Speculative decoding deployment guidelines

To deploy speculative decoding effectively and maintain stable performance in your SambaStack environment:
  • Ensure that the draft checkpoint matches your custom target checkpoint to avoid performance degradation.
  • Use a Bundle Template without speculative decoding if you lack a fine-tuned draft checkpoint for your custom model.
  • Validate draft–target checkpoint compatibility with the SN Conversion Library to optimize acceleration.
  • Refer to the Speculative Decoding Background and Custom Checkpoint Deployment guides for detailed instructions.

Deploying custom draft checkpoints

Custom draft checkpoints can be specified alongside target checkpoints within a Bundle to enable speculative decoding.

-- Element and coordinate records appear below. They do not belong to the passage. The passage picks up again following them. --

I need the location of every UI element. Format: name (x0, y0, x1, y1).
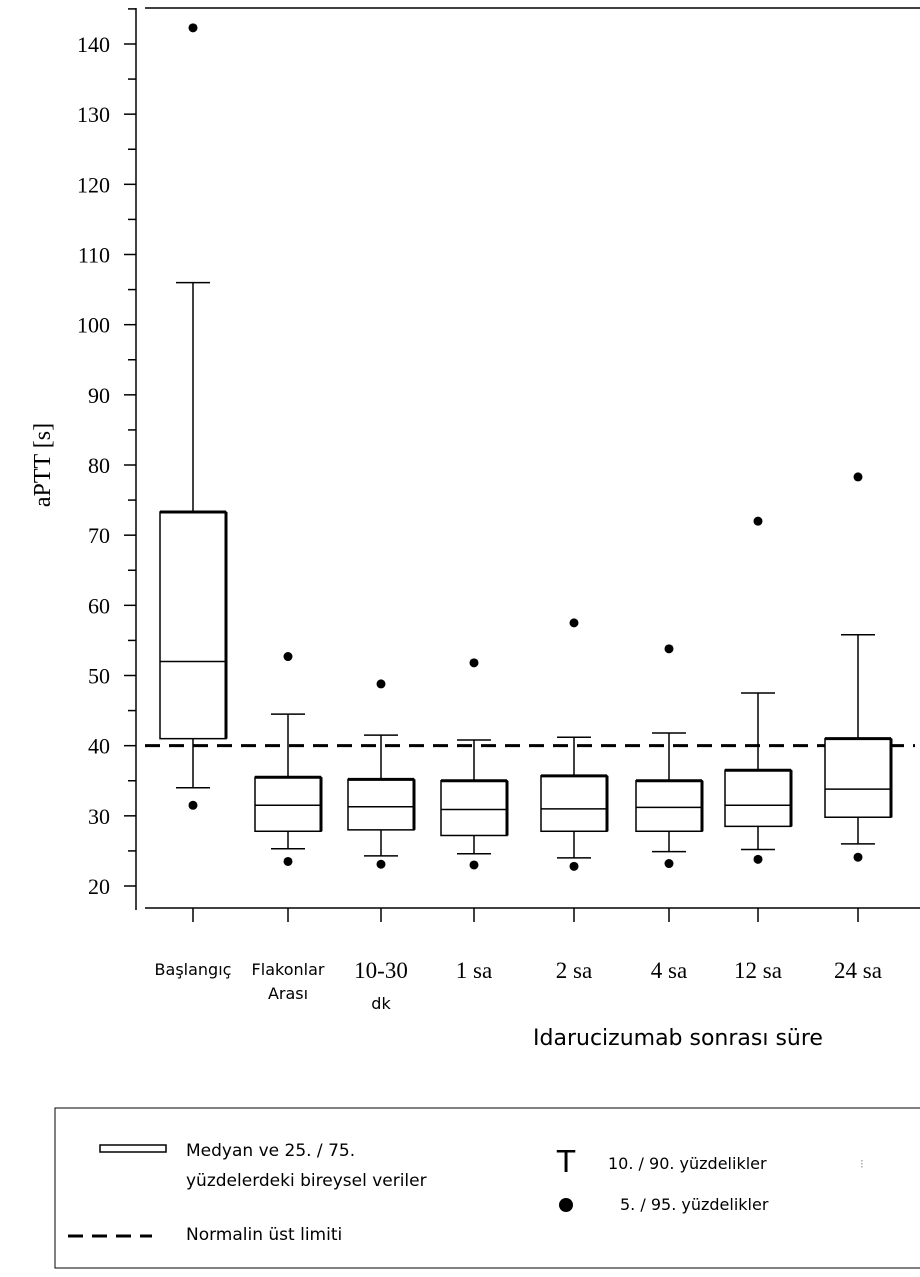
iqr-box (824, 737, 892, 818)
y-tick-label: 130 (77, 102, 110, 127)
y-tick-label: 140 (77, 32, 110, 57)
p95-point (753, 516, 763, 526)
box-group (724, 516, 793, 864)
legend-stray-mark: ⁝ (860, 1157, 864, 1171)
box-series (159, 23, 893, 871)
x-axis-ticks (192, 908, 859, 922)
p5-point (569, 861, 579, 871)
x-tick-label: dk (371, 994, 391, 1013)
box-group (440, 658, 509, 870)
x-axis-title: Idarucizumab sonrası süre (533, 1026, 823, 1051)
x-tick-label: 12 sa (734, 958, 782, 983)
legend-dot-symbol (559, 1198, 573, 1212)
y-tick-label: 40 (88, 734, 110, 759)
box-group (159, 23, 228, 810)
iqr-box (635, 779, 703, 833)
p5-point (283, 856, 293, 866)
legend-box-symbol (99, 1144, 167, 1153)
iqr-box (159, 511, 227, 740)
box-group (540, 618, 609, 871)
legend-dot-label: 5. / 95. yüzdelikler (620, 1195, 769, 1214)
x-tick-label: Arası (268, 984, 308, 1003)
p95-point (569, 618, 579, 628)
iqr-box (347, 778, 415, 831)
legend-t-label: 10. / 90. yüzdelikler (608, 1154, 767, 1173)
box-group (347, 679, 416, 869)
y-tick-label: 80 (88, 453, 110, 478)
legend-t-symbol: T (556, 1145, 576, 1180)
x-tick-label: 4 sa (651, 958, 687, 983)
x-tick-labels: Başlangıç Flakonlar Arası 10-30 dk 1 sa 2 sa 4 … (155, 958, 882, 1013)
y-tick-label: 50 (88, 663, 110, 688)
y-axis-title: aPTT [s] (30, 423, 56, 507)
p5-point (469, 860, 479, 870)
y-tick-label: 90 (88, 383, 110, 408)
p95-point (664, 644, 674, 654)
box-group (824, 472, 893, 862)
legend: Medyan ve 25. / 75. yüzdelerdeki bireyse… (54, 1107, 920, 1269)
x-tick-label: Başlangıç (155, 960, 232, 979)
iqr-box (724, 769, 792, 828)
p95-point (188, 23, 198, 33)
y-tick-label: 100 (77, 313, 110, 338)
x-tick-label: 1 sa (456, 958, 492, 983)
y-axis-ticks: 20 30 40 50 60 70 80 90 100 110 120 130 140 (77, 8, 136, 899)
p5-point (853, 852, 863, 862)
x-tick-label: 24 sa (834, 958, 882, 983)
legend-dash-label: Normalin üst limiti (186, 1225, 342, 1245)
iqr-box (540, 775, 608, 833)
legend-box-label-line1: Medyan ve 25. / 75. (186, 1141, 355, 1161)
iqr-box (254, 776, 322, 833)
y-tick-label: 120 (77, 172, 110, 197)
p5-point (188, 800, 198, 810)
p95-point (853, 472, 863, 482)
y-tick-label: 30 (88, 804, 110, 829)
x-tick-label: 2 sa (556, 958, 592, 983)
p95-point (376, 679, 386, 689)
legend-frame (54, 1107, 920, 1269)
p5-point (753, 854, 763, 864)
p5-point (664, 859, 674, 869)
y-tick-label: 110 (78, 242, 110, 267)
box-group (635, 644, 704, 869)
p95-point (469, 658, 479, 668)
y-tick-label: 70 (88, 523, 110, 548)
y-tick-label: 60 (88, 593, 110, 618)
box-group (254, 652, 323, 866)
x-tick-label: 10-30 (354, 958, 408, 983)
y-tick-label: 20 (88, 874, 110, 899)
x-tick-label: Flakonlar (252, 960, 325, 979)
p95-point (283, 652, 293, 662)
p5-point (376, 859, 386, 869)
iqr-box (440, 779, 508, 837)
legend-box-label-line2: yüzdelerdeki bireysel veriler (186, 1171, 427, 1191)
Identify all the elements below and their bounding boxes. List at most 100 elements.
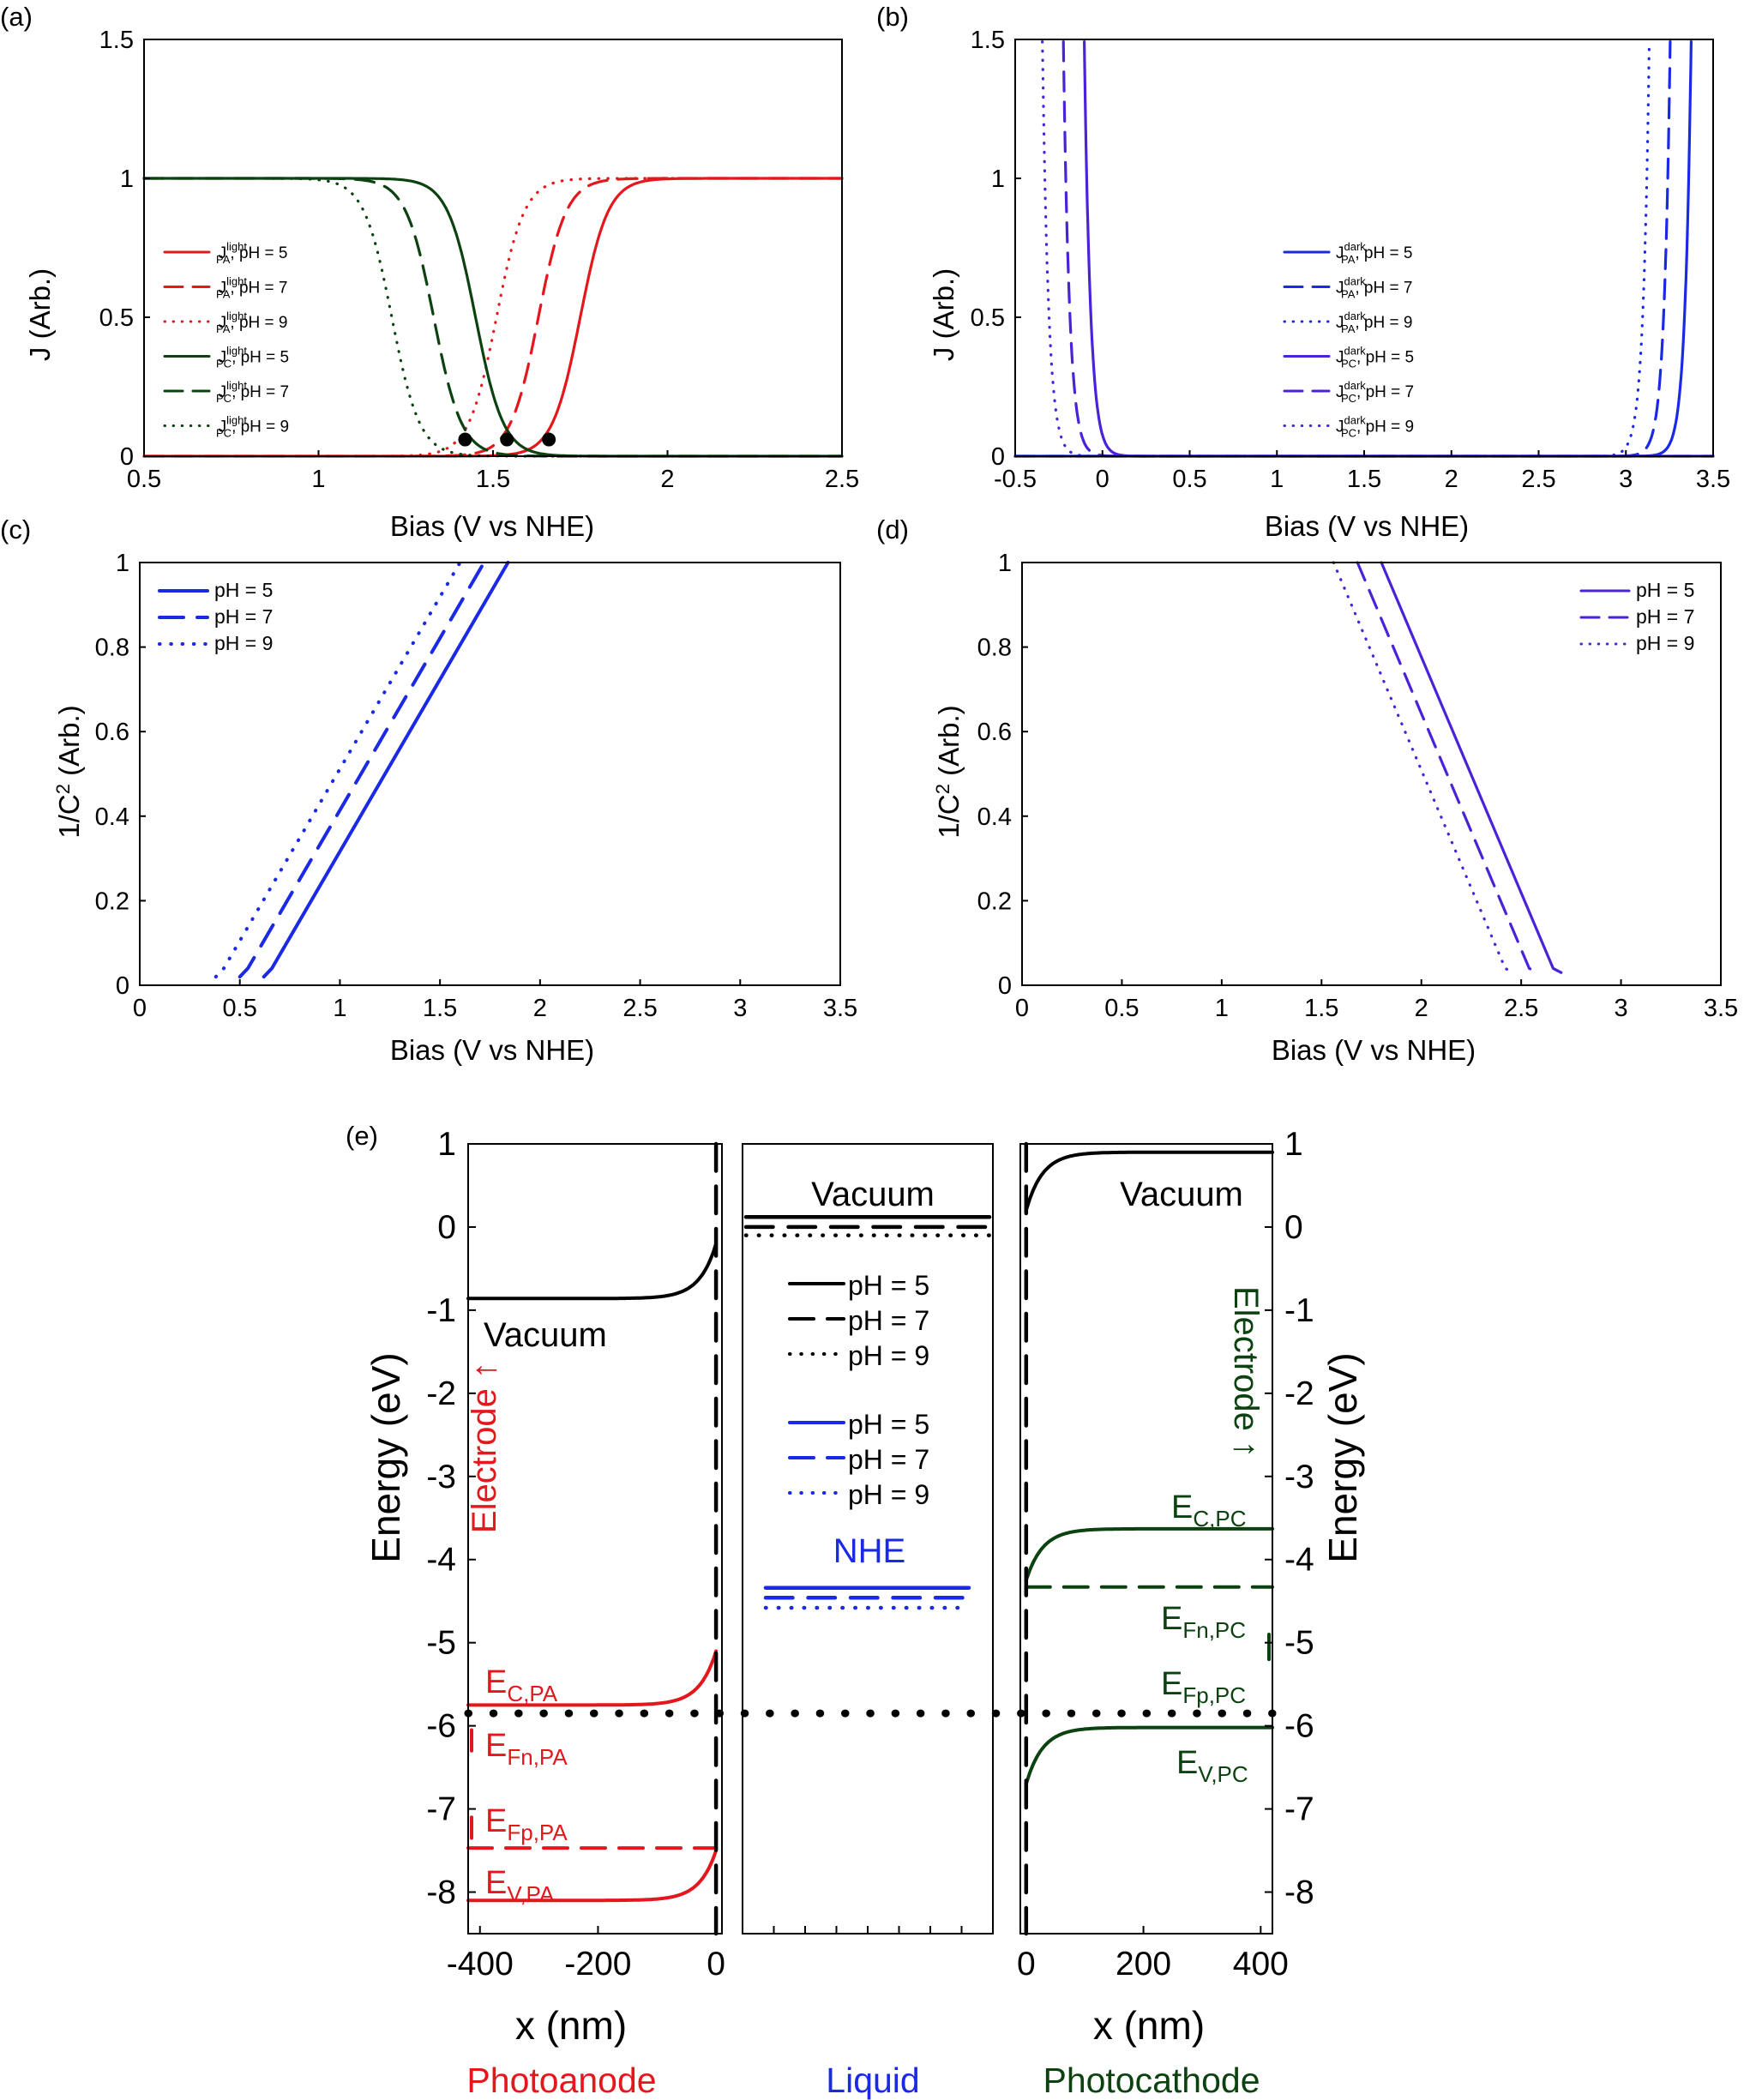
a-xtick-label: 2.5 xyxy=(825,466,859,493)
b-xtick-label: 0.5 xyxy=(1172,466,1206,493)
xlabel-d: Bias (V vs NHE) xyxy=(1272,1034,1476,1066)
e-xtick-label-left: 0 xyxy=(707,1946,725,1983)
c-ytick-label: 0.6 xyxy=(95,719,129,746)
c-xtick-label: 0 xyxy=(133,995,147,1022)
a-legend-label: Jlight PC, pH = 7 xyxy=(216,379,289,405)
label-efn-pa: EFn,PA xyxy=(485,1728,568,1770)
axes-frame-d xyxy=(1021,562,1722,986)
e-ytick-label-left: -5 xyxy=(426,1625,456,1662)
a-xtick-label: 1 xyxy=(311,466,325,493)
level-right-1 xyxy=(1024,1526,1274,1582)
mid-legend-black-label: pH = 7 xyxy=(848,1305,929,1336)
c-xtick-label: 2.5 xyxy=(622,995,657,1022)
level-left-0 xyxy=(466,1242,719,1301)
e-ytick-label-left: 0 xyxy=(437,1209,456,1246)
e-ytick-label-right: -2 xyxy=(1284,1375,1314,1412)
c-xtick-label: 3 xyxy=(733,995,747,1022)
e-ytick-label-right: 1 xyxy=(1284,1126,1303,1163)
a-ytick-label: 1.5 xyxy=(99,27,134,54)
c-xtick-label: 2 xyxy=(533,995,547,1022)
b-legend-label: Jdark PC, pH = 7 xyxy=(1336,379,1414,405)
b-legend-label: Jdark PA, pH = 7 xyxy=(1336,275,1412,301)
level-left-3 xyxy=(466,1849,719,1903)
b-xtick-label: 1 xyxy=(1270,466,1284,493)
c-legend-label: pH = 9 xyxy=(214,632,273,654)
e-xtick-label-right: 400 xyxy=(1233,1946,1289,1983)
d-ytick-label: 0.4 xyxy=(977,803,1012,831)
c-xtick-label: 1 xyxy=(333,995,346,1022)
b-ytick-label: 1.5 xyxy=(971,27,1005,54)
series-a-1 xyxy=(142,177,844,458)
e-ytick-label-left: -2 xyxy=(426,1375,456,1412)
e-ytick-label-left: -7 xyxy=(426,1791,456,1828)
nhe-label: NHE xyxy=(833,1532,905,1570)
ylabel-d: 1/C2 (Arb.) xyxy=(932,705,965,838)
c-ytick-label: 1 xyxy=(116,550,129,577)
e-ytick-label-right: -5 xyxy=(1284,1625,1314,1662)
e-xtick-label-left: -400 xyxy=(447,1946,514,1983)
d-xtick-label: 0 xyxy=(1015,995,1029,1022)
xlabel-e-right: x (nm) xyxy=(1093,2003,1205,2048)
a-legend-label: Jlight PC, pH = 5 xyxy=(216,345,289,370)
axes-frame-c xyxy=(139,562,841,986)
marker-a-1 xyxy=(500,432,514,447)
b-xtick-label: 0 xyxy=(1096,466,1110,493)
c-ytick-label: 0.8 xyxy=(95,635,129,662)
xlabel-a: Bias (V vs NHE) xyxy=(390,510,594,542)
e-ytick-label-right: -8 xyxy=(1284,1874,1314,1911)
c-ytick-label: 0.2 xyxy=(95,888,129,915)
a-legend-label: Jlight PA, pH = 9 xyxy=(216,310,287,335)
series-c-2 xyxy=(213,561,462,979)
a-legend-label: Jlight PA, pH = 5 xyxy=(216,240,287,266)
series-b-2 xyxy=(1013,40,1651,458)
c-xtick-label: 1.5 xyxy=(423,995,457,1022)
d-xtick-label: 3 xyxy=(1615,995,1628,1022)
series-d-2 xyxy=(1332,561,1515,974)
b-xtick-label: -0.5 xyxy=(994,466,1037,493)
b-xtick-label: 2.5 xyxy=(1521,466,1555,493)
b-ytick-label: 0 xyxy=(991,443,1005,471)
mid-legend-black-label: pH = 5 xyxy=(848,1270,929,1301)
level-left-1 xyxy=(466,1649,719,1707)
b-legend-label: Jdark PA, pH = 5 xyxy=(1336,240,1412,266)
e-ytick-label-left: -6 xyxy=(426,1708,456,1745)
electrode-label-left: Electrode ↑ xyxy=(466,1362,503,1533)
title-photoanode: Photoanode xyxy=(466,2061,656,2100)
a-ytick-label: 0.5 xyxy=(99,304,134,332)
vacuum-label-right: Vacuum xyxy=(1120,1176,1243,1213)
panel-label-e: (e) xyxy=(346,1121,378,1151)
panel-label-b: (b) xyxy=(876,2,909,32)
label-ev-pc: EV,PC xyxy=(1176,1745,1248,1787)
ylabel-e-right: Energy (eV) xyxy=(1320,1352,1365,1562)
title-photocathode: Photocathode xyxy=(1043,2061,1260,2100)
series-c-1 xyxy=(238,561,486,979)
xlabel-b: Bias (V vs NHE) xyxy=(1265,510,1469,542)
ylabel-b: J (Arb.) xyxy=(928,268,959,361)
d-ytick-label: 0.6 xyxy=(977,719,1012,746)
a-xtick-label: 1.5 xyxy=(476,466,510,493)
c-legend-label: pH = 7 xyxy=(214,605,273,628)
b-legend-label: Jdark PA, pH = 9 xyxy=(1336,310,1412,335)
label-efp-pa: EFp,PA xyxy=(485,1803,568,1845)
e-ytick-label-right: 0 xyxy=(1284,1209,1303,1246)
label-ec-pc: EC,PC xyxy=(1171,1489,1246,1531)
a-xtick-label: 2 xyxy=(660,466,674,493)
e-ytick-label-right: -1 xyxy=(1284,1292,1314,1329)
e-ytick-label-left: -4 xyxy=(426,1542,456,1579)
mid-legend-blue-label: pH = 9 xyxy=(848,1479,929,1510)
a-ytick-label: 0 xyxy=(120,443,134,471)
mid-legend-black-label: pH = 9 xyxy=(848,1340,929,1371)
d-xtick-label: 2.5 xyxy=(1504,995,1538,1022)
ylabel-a: J (Arb.) xyxy=(24,268,56,361)
title-liquid: Liquid xyxy=(826,2061,919,2100)
e-ytick-label-right: -7 xyxy=(1284,1791,1314,1828)
b-legend-label: Jdark PC, pH = 5 xyxy=(1336,345,1414,370)
c-ytick-label: 0.4 xyxy=(95,803,129,831)
e-ytick-label-left: -8 xyxy=(426,1874,456,1911)
panel-label-d: (d) xyxy=(876,514,909,545)
e-ytick-label-left: 1 xyxy=(437,1126,456,1163)
a-legend-label: Jlight PC, pH = 9 xyxy=(216,414,289,440)
marker-a-0 xyxy=(458,432,472,447)
d-xtick-label: 1 xyxy=(1215,995,1229,1022)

Example - Bundle with draft and target checkpoints

apiVersion: sambanova.ai/v1alpha1
kind: Bundle
metadata:
  name: 70b-3dot3-ss-4-8-64-128k
spec:
  checkpoints:
    LLAMA3D2_1B_CKPT:
      source: gs://pointer/to/converted/draft/checkpoint
    LLAMA3_70B_3_3_CKPT:
      source: gs://pointer/to/converted/target/checkpoint

Best practices

  • Speculative decoding does not affect the accuracy of response outputs but can impact performance based on acceptance rates.
  • Avoid using speculative decoding bundles for custom models unless you have a properly tuned draft checkpoint to prevent degraded performance.